Disease | Predominant pathology | Co-occurrence of TDP-43 pathology |
Associated genes |
Classic ALS | TDP-43 | n.a. | ALS2, SETX, TARDBP, VAPB, ANG, UBQLN2, OPTN, PFN1, UNC13a, NEK1, C21orf2, SIGMAR1, DCTN1, MATR3, VCP, hnRNPA1/A2b1, NIPA1, TBK1, ATXN2, UBQLN2, SQSTM1 |
Familial ALS-SOD1 | SOD1 | Rarely | SOD1 |
Familial ALS-FUS | FUS | No | FUS |
ALS-FTLD, ALS-ci/bi | TDP-43 | n.a. | TARDBP, CHMP2b, TBK1, UBQLN2, SQSTM1, DCTN1, UNC13a |
Classic ALS, ALS-FTLD, FTLD | TDP-43 | n.a. | C9orf72 |
MSP* | TDP-43 | n.a. | VCP, hnRNPA1, hnRNPA2b1, SQSTM1 |
FTLD | TDP-43 | n.a. | CHMP2b, GRN, SQSTM1, OPTN, TBK1, ATXN2 |
FTLD | FUS | No | – |
FTLD | Tau | No | MAPT |
Alzheimer’s disease | β-Amyloid, tau | Yes | APOE, APP, PSEN1, PSEN2 |
Dementia with Lewy bodies | α-Synuclein | Yes | SNCA, APP, PSEN1/PSEN2, MAPT, GBA, APOE |
Parkinson disease | α-Synuclein | Yes | TARDBP, SNCA, Parkin, PINK1, DJ-1, LRRK2, ATP13A2, PLA2G6 |
Huntington disease | Huntingtin protein | yes | Huntingtin |
LATE/CARTS | TDP-43, HS | n.a. | GRN, TMEM106B, ABCC9, KCNMB2, APOE |
CTE | Tau | Yes | – |
Perry disease | TDP-43 | n.a. | DCTN1 |
FOSMN | TDP-43 | n.a. | SOD1, SQSTM1, VCP, CHCHD10 |
sIBM | TDP-43 | n.a. | – |
PSP | Tau | Yes | MAPT, STX6, EIF2AK3 |
CBD | Tau | Yes | MAPT |
AGD | Tau | Yes | – |
*Multiple system proteinopathy-A familial disorder in which patients present with ALS, FTLD, inclusion body myositis, Paget’s disease of the bone or combinations of these phenotypes.

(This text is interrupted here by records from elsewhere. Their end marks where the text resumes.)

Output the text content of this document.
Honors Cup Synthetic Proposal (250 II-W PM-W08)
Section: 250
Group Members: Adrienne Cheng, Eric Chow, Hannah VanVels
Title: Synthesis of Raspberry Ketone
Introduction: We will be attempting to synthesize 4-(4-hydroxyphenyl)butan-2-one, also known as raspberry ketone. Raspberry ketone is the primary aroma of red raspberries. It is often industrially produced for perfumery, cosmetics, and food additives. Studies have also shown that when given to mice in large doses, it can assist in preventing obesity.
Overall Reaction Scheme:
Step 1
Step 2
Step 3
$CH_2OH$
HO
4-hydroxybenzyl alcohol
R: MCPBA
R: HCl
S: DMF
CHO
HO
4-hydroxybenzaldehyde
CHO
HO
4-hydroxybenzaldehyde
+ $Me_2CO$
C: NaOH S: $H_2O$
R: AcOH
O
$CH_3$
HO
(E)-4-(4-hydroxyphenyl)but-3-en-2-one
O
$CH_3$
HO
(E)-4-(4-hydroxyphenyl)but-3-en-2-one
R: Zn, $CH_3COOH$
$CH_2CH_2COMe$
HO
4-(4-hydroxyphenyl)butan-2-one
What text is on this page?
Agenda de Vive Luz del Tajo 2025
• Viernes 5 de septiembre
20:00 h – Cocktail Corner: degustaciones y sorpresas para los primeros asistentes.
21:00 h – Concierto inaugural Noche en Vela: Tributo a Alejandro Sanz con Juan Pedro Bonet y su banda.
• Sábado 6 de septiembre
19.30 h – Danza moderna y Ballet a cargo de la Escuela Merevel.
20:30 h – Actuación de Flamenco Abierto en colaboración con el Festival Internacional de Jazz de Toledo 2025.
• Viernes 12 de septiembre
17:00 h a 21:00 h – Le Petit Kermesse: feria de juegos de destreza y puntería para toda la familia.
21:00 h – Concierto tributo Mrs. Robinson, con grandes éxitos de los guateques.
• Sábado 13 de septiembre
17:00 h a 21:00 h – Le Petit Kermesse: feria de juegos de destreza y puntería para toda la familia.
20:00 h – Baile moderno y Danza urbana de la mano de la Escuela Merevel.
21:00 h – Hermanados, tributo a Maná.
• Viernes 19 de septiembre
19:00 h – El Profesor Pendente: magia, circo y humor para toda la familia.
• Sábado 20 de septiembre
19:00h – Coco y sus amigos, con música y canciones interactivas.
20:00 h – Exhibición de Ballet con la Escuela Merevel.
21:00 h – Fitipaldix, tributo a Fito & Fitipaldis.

ALS, amyotrophic lateral sclerosis; bi, behavioural impairment; CARTS, cerebral age-related TDP-43 with sclerosis; ci, cognitive impairment; CTE, chronic traumatic encephalopathy; FOSMN, facial onset sensory and motor neuronopathy; FTLD, frontotemporal lobar degeneration; HS, hippocampal sclerosis; LATE, limbic-predominant age-related TDP-43 encephalopathy; n.a., not applicable; PPA, primary progressive aphasia; sIBM, sporadic inclusion body myositis; TDP-43, TAR DNA-binding protein 43.